I first came across the group at a coffee shop open mic night, when Clinebell and guitarist Josh Watts had hooked up with my friend Aaron on the upright bass.

The Tricky Luz sound was in the vein of Dave Matthews and Paul Simon, but the lyrics grabbed me from the start. Poetic and thoughtful, they weren't the average coffee shop fare, and the band soon built a pretty good following in Tucson.

I'm not sure when the band split up, but they played regularly for at least a couple years, putting out a demo EP and a full-length, self-released album, Honeyblood.

Skip several years ahead and I find Clinebell's solo release, and I couldn't have been more curious about what became of the old Tricky Luz singer (my old dorm pal Aaron Hubbard now plays with Driving East, a quickly rising D.C.-area punk band).

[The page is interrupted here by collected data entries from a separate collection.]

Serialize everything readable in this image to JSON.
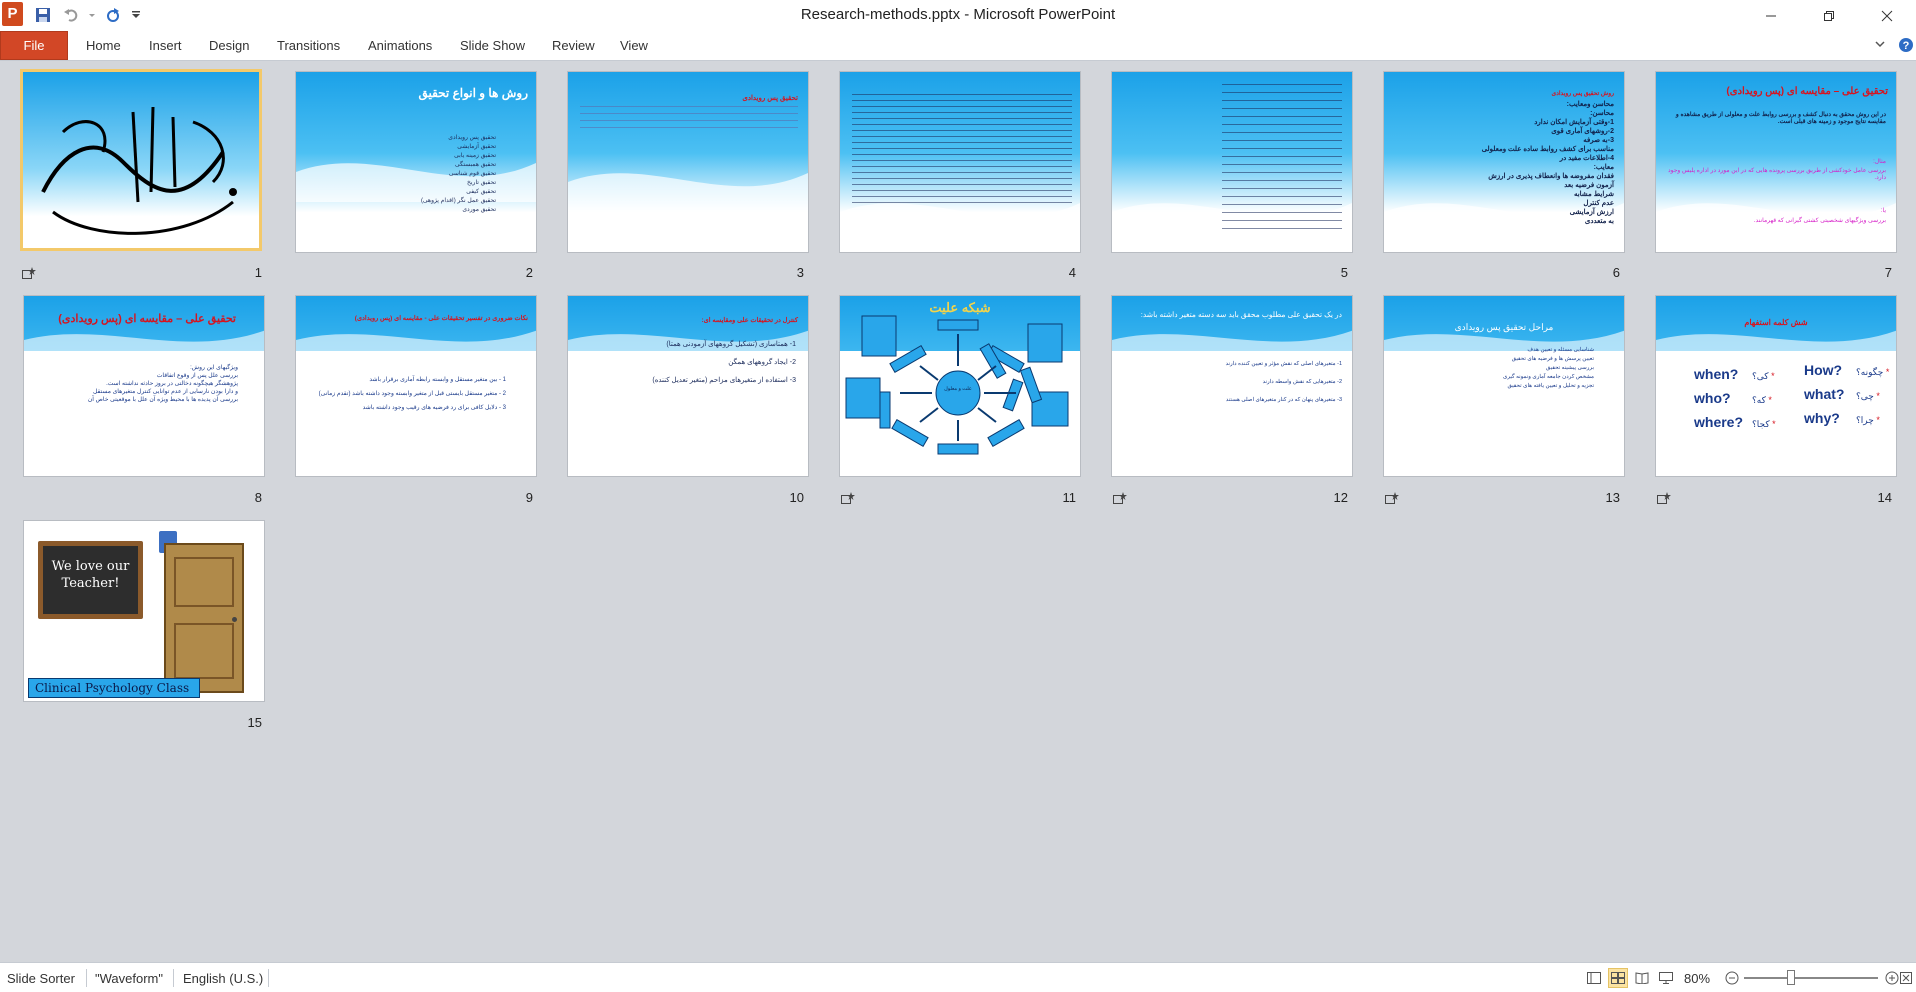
{
  "window": {
    "title": "Research-methods.pptx  -  Microsoft PowerPoint",
    "app_icon": "P"
  },
  "qat": {
    "icons": [
      "save-icon",
      "undo-icon",
      "redo-icon",
      "customize-icon"
    ]
  },
  "ribbon": {
    "file_label": "File",
    "tabs": [
      "Home",
      "Insert",
      "Design",
      "Transitions",
      "Animations",
      "Slide Show",
      "Review",
      "View"
    ]
  },
  "slides": [
    {
      "number": "1",
      "title": "",
      "lines": []
    },
    {
      "number": "2",
      "title": "روش ها و انواع تحقیق",
      "lines": [
        "تحقیق پس رویدادی",
        "تحقیق آزمایشی",
        "تحقیق زمینه یابی",
        "تحقیق همبستگی",
        "تحقیق قوم شناسی",
        "تحقیق تاریخ",
        "تحقیق کیفی",
        "تحقیق عمل نگر (اقدام پژوهی)",
        "تحقیق موردی"
      ]
    },
    {
      "number": "3",
      "title": "تحقیق پس رویدادی",
      "lines": []
    },
    {
      "number": "4",
      "title": "",
      "lines": []
    },
    {
      "number": "5",
      "title": "",
      "lines": []
    },
    {
      "number": "6",
      "title": "روش تحقیق پس رویدادی",
      "lines": [
        "محاسن ومعایب:",
        "محاسن:",
        "1-وقتی آزمایش امکان ندارد",
        "2-روشهای آماری قوی",
        "3-به صرفه",
        "مناسب برای کشف روابط ساده علت ومعلولی",
        "4-اطلاعات مفید در",
        "معایب:",
        "فقدان مفروضه ها وانعطاف پذیری در ارزش",
        "آزمون فرضیه بعد",
        "شرایط مشابه",
        "عدم کنترل",
        "ارزش آزمایشی",
        "به متعددی"
      ]
    },
    {
      "number": "7",
      "title": "تحقیق علی – مقایسه ای (پس رویدادی)",
      "lines": [
        "در این روش محقق به دنبال کشف و بررسی روابط علت و معلولی از طریق مشاهده و مقایسه نتایج موجود و زمینه های قبلی است.",
        "مثال:",
        "بررسی عامل خودکشی از طریق بررسی پرونده هایی که در این مورد در اداره پلیس وجود دارد.",
        "یا:",
        "بررسی ویژگیهای شخصیتی کشتی گیرانی که قهرمانند."
      ]
    },
    {
      "number": "8",
      "title": "تحقیق علی – مقایسه ای (پس رویدادی)",
      "lines": [
        "ویژگیهای این روش:",
        "بررسی علل پس از وقوع اتفاقات",
        "پژوهشگر هیچگونه دخالتی در بروز حادثه نداشته است.",
        "و دارا بودن نارسایی از عدم توانایی کنترل متغیرهای مستقل",
        "بررسی آن پدیده ها با محیط ویژه آن علل با موقعیتی خاص آن"
      ]
    },
    {
      "number": "9",
      "title": "نکات ضروری در تفسیر تحقیقات علی - مقایسه ای (پس رویدادی)",
      "lines": [
        "1 - بین متغیر مستقل و وابسته رابطه آماری برقرار باشد",
        "2 - متغیر مستقل بایستی قبل از متغیر وابسته وجود داشته باشد (تقدم زمانی)",
        "3 - دلایل کافی برای رد فرضیه های رقیب وجود داشته باشد"
      ]
    },
    {
      "number": "10",
      "title": "کنترل در تحقیقات علی ومقایسه ای:",
      "lines": [
        "1- همتاسازی (تشکیل گروههای آزمودنی همتا)",
        "2- ایجاد گروههای همگن",
        "3- استفاده از متغیرهای مزاحم (متغیر تعدیل کننده)"
      ]
    },
    {
      "number": "11",
      "title": "شبکه علیت",
      "lines": []
    },
    {
      "number": "12",
      "title": "در یک تحقیق علی مطلوب محقق باید سه دسته متغیر داشته باشد:",
      "lines": [
        "1- متغیرهای اصلی که نقش مؤثر و تعیین کننده دارند",
        "2- متغیرهایی که نقش واسطه دارند",
        "3- متغیرهای پنهان که در کنار متغیرهای اصلی هستند"
      ]
    },
    {
      "number": "13",
      "title": "مراحل تحقیق پس رویدادی",
      "lines": [
        "شناسایی مسئله و تعیین هدف",
        "تعیین پرسش ها و فرضیه های تحقیق",
        "بررسی پیشینه تحقیق",
        "مشخص کردن جامعه آماری ونمونه گیری",
        "تجزیه و تحلیل و تعیین یافته های تحقیق"
      ]
    },
    {
      "number": "14",
      "title": "شش کلمه استفهام",
      "lines": []
    },
    {
      "number": "15",
      "title": "",
      "lines": []
    }
  ],
  "slide1": {
    "calligraphy": "بسم الله الرحمن الرحیم"
  },
  "slide14": {
    "english": [
      "How?",
      "what?",
      "why?",
      "when?",
      "who?",
      "where?"
    ],
    "persian": [
      "چگونه؟",
      "چی؟",
      "چرا؟",
      "کی؟",
      "که؟",
      "کجا؟"
    ]
  },
  "slide15": {
    "board_text": "We love our Teacher!",
    "banner": "Clinical Psychology Class"
  },
  "slide11": {
    "center": "علت و معلول"
  },
  "status": {
    "view": "Slide Sorter",
    "theme": "\"Waveform\"",
    "language": "English (U.S.)",
    "zoom": "80%"
  },
  "colors": {
    "file_tab": "#d24726",
    "selected_border": "#f3c96a",
    "slide_blue": "#1ba1e8",
    "title_red": "#d6141f"
  }
}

Stomping Grounds easily surpasses the bar I guessed was set by a decade of practice and growth. Clinebell has settled into a Southern California sound, crafting great laid-back rock music around an incredibly melodic core. Think of the space somewhere in between Jack Johnson, Counting Crows , R.E.M. and Jackson Browne.

Stomping Grounds' opener, "Yellow Valentines," is an up-tempo, head-bobbing song, sounding like one of those singles that catches on like wildfire during the summer, invading every radio format there is, netting new listeners every day.

My favorite song is "Hard Love," with its "Could've burned brighter" opening line riding along a bed of fuzzy guitars and a thumping rhythm. It's another single-in-waiting, catchy as all hell, with a chorus both soaring and wistful.

Stomping Grounds spans from rockers to sun-soaked acoustic ballads, like "The End," which sounds like a Southern California version of Damien Rice.

Clinebell has a Feb. 6 show, opening for Dave Matthews collaborator Tim Reynolds, at Brixton South Bay in Redondo Beach.

Check out Clinebell on YouTube, where he's posted a series of both original songs and covers.

DOWNLOAD:
John Clinebell - Hard Love
John Clinebell - Yellow Valentines
Tricky Luz - Trace

1 comment:

Rachel G. said...

He must have re-released this album; I've had it since '06 (different cover art...). I love it! I miss Tricky Luz though.